Read this beautiful poem from contributing poet, Dan Doyle. Dan shows how we sully God’s Temple, much like the money changers in Jesus’ time, when we sully his Creation. Is not this Earth a great temple built by the Lord?  How enraged do you think Jesus would be if He saw the devastation to the planet?

The Cleansing of the Temple: Jn. 2:13-25

Look at “this brave o;erhanging firmament,

This majestic roof fretted with fire.”*

These wild woodlands with their secret,

Sun-shadowed meadows, where the air

Trembles with many-voiced prayers;

These mighty and broad-backed seas

That come ashore in their endless waves,

Bending their hoary foreheads down

To touch the pebbled strands in humble obeisance;

These desert places, broad with silences

Breathless with heat during the days

And wearing their diadems of numberless stars

From horizon to horizon through the nights;

These tropics, their jungle blanketed hills

Exploding with life and vigorous intent;

Are these not the many rooms of my Father’s Temple,

The dwelling places of the infinite Word?

Are they not the very revelation of

That genesis word, that holy Yes,

That spoke all things into being,

That still breathes Being softly into the now?

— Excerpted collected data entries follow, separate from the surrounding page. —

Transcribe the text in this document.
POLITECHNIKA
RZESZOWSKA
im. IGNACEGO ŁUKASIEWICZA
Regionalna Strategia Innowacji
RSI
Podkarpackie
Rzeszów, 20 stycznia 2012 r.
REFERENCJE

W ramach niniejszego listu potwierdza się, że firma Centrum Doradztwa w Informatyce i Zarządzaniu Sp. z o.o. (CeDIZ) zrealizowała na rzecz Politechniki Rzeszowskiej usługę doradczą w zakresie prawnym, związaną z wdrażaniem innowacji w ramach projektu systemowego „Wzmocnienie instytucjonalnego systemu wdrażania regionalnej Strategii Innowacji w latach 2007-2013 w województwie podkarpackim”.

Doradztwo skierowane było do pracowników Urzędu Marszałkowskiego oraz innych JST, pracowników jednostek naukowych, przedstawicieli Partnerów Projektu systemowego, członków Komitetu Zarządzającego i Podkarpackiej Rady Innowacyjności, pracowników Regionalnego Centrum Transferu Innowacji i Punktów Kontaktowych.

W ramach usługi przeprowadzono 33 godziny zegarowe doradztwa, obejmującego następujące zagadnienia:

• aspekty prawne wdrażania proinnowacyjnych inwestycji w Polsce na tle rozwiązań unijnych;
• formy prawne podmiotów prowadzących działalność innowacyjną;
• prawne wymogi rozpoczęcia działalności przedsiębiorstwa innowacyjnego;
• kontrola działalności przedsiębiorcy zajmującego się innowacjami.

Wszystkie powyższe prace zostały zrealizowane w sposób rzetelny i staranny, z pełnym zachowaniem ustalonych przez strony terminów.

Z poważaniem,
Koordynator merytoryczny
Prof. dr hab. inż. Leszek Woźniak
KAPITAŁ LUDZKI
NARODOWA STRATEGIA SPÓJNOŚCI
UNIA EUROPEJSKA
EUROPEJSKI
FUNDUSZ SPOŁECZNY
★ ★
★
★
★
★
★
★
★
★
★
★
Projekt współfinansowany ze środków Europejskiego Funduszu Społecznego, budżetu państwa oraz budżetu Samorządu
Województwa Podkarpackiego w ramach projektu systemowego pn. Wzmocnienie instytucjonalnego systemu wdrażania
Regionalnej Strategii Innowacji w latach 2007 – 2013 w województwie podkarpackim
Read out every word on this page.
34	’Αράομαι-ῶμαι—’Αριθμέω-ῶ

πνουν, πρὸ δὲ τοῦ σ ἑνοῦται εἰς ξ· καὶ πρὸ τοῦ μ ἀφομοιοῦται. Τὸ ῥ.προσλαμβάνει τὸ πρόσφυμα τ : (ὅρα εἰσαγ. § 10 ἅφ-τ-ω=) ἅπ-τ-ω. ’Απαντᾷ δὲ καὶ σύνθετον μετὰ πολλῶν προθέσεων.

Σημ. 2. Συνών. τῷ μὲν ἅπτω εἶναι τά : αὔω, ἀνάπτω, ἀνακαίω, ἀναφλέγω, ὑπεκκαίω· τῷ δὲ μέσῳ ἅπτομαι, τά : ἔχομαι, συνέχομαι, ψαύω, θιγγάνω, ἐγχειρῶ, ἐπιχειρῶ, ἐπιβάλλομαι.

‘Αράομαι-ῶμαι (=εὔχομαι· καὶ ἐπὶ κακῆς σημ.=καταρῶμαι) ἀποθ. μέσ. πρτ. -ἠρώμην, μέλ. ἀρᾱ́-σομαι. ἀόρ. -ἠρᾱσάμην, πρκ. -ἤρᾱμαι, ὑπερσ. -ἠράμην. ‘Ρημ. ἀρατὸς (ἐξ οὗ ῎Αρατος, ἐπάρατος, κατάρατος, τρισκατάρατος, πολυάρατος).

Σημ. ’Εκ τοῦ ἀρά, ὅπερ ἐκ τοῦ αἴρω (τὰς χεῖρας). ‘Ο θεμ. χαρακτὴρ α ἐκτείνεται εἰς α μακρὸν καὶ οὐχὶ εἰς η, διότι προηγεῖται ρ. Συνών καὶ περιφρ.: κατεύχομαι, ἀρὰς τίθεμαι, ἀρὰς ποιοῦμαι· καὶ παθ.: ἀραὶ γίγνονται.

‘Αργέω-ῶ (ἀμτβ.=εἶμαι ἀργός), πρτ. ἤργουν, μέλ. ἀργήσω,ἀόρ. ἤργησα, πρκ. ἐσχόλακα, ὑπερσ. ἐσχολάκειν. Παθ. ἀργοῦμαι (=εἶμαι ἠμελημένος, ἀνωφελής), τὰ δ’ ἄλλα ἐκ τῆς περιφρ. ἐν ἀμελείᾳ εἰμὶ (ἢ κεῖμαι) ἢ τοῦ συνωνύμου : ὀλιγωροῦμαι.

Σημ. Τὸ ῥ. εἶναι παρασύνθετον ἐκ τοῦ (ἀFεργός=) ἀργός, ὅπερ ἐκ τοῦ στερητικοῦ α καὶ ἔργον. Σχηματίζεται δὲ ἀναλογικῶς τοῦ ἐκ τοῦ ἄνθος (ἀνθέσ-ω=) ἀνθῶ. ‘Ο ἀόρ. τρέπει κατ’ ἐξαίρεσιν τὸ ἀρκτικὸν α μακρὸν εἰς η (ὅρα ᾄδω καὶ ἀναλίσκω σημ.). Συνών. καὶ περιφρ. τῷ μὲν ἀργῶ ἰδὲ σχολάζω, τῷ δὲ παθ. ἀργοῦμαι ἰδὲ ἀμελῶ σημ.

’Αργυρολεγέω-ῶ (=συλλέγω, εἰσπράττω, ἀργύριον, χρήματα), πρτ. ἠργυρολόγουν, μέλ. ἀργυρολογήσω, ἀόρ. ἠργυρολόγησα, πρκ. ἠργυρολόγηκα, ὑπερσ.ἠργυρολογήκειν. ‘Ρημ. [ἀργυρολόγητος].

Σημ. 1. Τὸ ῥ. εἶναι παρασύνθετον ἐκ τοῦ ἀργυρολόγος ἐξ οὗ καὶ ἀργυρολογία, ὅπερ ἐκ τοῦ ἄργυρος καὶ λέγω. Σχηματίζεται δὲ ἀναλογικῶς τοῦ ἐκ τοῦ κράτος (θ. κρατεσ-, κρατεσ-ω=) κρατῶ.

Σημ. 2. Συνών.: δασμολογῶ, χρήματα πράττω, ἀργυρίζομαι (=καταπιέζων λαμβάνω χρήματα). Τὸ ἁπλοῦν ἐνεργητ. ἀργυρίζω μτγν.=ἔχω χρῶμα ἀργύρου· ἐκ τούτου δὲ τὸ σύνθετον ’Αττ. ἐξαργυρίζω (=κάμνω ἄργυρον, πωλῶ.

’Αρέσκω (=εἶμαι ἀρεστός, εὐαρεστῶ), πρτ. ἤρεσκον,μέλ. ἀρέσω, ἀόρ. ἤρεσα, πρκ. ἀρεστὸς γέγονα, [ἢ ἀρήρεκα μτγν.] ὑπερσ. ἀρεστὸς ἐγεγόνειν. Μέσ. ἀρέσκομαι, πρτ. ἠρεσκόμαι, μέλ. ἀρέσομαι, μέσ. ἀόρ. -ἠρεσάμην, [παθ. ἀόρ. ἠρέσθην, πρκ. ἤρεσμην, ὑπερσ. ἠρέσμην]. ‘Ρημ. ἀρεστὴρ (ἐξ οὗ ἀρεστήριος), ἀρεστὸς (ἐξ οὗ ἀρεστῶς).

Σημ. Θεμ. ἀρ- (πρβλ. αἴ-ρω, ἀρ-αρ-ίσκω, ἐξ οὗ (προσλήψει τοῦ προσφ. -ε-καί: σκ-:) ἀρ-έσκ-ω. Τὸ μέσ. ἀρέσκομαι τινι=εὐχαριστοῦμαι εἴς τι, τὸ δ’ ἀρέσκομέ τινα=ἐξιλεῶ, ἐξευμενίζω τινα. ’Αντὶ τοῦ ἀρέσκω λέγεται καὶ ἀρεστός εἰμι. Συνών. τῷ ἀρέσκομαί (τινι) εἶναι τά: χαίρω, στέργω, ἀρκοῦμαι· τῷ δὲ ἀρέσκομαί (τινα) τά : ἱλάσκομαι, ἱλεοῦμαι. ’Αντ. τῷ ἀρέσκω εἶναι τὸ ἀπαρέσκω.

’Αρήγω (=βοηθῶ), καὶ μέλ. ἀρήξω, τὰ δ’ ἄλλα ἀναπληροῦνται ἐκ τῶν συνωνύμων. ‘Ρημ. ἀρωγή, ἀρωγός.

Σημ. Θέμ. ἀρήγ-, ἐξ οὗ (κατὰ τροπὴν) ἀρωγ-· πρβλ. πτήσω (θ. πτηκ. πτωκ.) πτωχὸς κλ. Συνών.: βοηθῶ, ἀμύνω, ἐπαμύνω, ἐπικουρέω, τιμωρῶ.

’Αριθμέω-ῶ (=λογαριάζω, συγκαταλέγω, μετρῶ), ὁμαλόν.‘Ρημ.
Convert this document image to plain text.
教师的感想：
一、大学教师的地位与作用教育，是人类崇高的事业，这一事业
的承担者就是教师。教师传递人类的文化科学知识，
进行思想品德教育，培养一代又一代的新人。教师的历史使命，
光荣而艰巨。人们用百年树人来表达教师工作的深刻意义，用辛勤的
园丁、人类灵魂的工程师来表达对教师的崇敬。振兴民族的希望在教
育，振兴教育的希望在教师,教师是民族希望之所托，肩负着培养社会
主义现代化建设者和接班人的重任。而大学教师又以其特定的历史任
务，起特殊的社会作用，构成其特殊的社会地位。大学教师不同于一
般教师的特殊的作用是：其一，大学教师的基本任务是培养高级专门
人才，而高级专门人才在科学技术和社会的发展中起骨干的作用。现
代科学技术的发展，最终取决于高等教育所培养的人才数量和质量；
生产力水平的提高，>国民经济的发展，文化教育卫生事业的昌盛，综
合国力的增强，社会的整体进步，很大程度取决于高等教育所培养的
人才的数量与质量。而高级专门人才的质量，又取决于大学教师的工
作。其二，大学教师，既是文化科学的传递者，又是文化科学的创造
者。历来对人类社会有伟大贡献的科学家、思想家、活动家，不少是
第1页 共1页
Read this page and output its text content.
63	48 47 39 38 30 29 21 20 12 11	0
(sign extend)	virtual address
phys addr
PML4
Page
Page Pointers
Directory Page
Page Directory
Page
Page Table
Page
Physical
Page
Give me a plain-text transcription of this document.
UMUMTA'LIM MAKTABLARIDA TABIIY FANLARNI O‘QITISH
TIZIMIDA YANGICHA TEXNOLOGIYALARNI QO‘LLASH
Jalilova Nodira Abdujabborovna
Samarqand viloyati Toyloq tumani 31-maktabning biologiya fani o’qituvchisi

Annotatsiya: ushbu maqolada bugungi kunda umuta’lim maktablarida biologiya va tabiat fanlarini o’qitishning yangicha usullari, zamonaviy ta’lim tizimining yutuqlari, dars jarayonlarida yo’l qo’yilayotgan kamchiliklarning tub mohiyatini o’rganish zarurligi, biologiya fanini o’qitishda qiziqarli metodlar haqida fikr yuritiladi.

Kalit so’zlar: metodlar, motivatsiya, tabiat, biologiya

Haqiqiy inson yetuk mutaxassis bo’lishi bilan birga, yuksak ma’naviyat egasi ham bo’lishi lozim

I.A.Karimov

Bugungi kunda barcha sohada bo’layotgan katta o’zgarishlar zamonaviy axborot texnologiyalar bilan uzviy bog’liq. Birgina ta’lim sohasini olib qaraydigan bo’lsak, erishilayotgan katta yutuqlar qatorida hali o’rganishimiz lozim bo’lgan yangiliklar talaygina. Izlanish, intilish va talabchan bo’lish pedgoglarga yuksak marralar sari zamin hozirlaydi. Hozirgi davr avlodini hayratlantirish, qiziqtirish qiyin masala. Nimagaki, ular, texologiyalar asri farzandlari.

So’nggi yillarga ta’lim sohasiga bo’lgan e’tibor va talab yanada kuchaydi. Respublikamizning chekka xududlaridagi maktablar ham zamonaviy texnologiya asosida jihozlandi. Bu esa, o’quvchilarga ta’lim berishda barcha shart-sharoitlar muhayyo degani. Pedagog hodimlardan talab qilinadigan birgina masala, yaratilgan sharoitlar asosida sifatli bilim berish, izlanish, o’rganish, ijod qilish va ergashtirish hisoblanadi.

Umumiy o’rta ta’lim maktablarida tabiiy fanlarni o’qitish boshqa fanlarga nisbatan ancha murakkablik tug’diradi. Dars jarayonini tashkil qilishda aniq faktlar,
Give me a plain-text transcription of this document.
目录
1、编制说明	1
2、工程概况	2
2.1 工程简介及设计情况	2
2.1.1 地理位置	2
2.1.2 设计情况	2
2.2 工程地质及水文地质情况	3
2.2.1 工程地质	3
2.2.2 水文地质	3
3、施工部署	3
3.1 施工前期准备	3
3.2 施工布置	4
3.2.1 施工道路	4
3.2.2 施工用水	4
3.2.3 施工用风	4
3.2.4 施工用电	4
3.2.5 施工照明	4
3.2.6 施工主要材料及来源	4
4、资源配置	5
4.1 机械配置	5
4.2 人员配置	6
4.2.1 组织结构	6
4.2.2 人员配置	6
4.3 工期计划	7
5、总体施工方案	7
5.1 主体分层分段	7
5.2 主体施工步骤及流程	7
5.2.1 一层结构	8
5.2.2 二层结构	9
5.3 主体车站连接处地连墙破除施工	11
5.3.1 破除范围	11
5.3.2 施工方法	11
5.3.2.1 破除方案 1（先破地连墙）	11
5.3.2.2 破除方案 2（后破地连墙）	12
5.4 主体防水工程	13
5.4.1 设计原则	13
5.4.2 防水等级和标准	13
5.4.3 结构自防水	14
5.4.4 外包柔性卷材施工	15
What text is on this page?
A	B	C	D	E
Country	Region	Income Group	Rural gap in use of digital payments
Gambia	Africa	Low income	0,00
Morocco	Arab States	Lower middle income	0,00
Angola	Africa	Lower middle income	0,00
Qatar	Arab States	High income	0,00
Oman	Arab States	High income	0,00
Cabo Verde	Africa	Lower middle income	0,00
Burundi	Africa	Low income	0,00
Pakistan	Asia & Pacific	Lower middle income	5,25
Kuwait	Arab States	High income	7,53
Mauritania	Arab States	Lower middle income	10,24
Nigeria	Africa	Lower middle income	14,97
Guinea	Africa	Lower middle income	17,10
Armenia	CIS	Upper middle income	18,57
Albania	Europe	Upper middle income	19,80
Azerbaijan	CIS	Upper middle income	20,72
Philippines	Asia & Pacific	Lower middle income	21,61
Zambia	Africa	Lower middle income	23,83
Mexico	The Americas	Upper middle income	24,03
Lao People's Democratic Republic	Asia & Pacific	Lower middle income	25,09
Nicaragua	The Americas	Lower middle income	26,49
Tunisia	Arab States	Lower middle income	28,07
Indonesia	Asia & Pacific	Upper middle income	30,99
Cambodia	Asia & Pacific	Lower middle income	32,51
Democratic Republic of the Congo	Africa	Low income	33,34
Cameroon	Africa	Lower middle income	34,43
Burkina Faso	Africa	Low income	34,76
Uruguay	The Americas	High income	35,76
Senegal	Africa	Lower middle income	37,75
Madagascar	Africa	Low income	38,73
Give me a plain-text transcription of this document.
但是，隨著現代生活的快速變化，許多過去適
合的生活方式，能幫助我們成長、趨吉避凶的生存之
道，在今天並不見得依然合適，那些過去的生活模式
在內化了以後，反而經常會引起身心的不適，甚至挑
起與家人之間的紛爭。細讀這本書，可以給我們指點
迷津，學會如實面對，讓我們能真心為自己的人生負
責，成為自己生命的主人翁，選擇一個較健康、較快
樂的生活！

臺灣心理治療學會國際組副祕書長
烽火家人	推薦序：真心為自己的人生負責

Is it not present in all places, at all times?

Why, then, do you sully it so?

Hear me now, and again, my children.

I am that Word, and as the scriptures said,

“Zeal for this house will devour me.”

Why have you turned My sanctuaries into dens?

Why do you no longer hear the Yes I whisper

Within and through all of these places, even now?

“Take this filth you have brought here out.

Stop turning my Father’s House

Into a marketplace, filling its sanctuaries

With this feral din of trade and greed.”

Do you not know that I made each of you

A temple, a vessel of My infinite Yes,

That I wish to dwell in you too?

But you have turned yourselves into

Hovels, jests, paeans to your own egos.

Why have you turned so willfully

Toward that foolish one who cried “No”?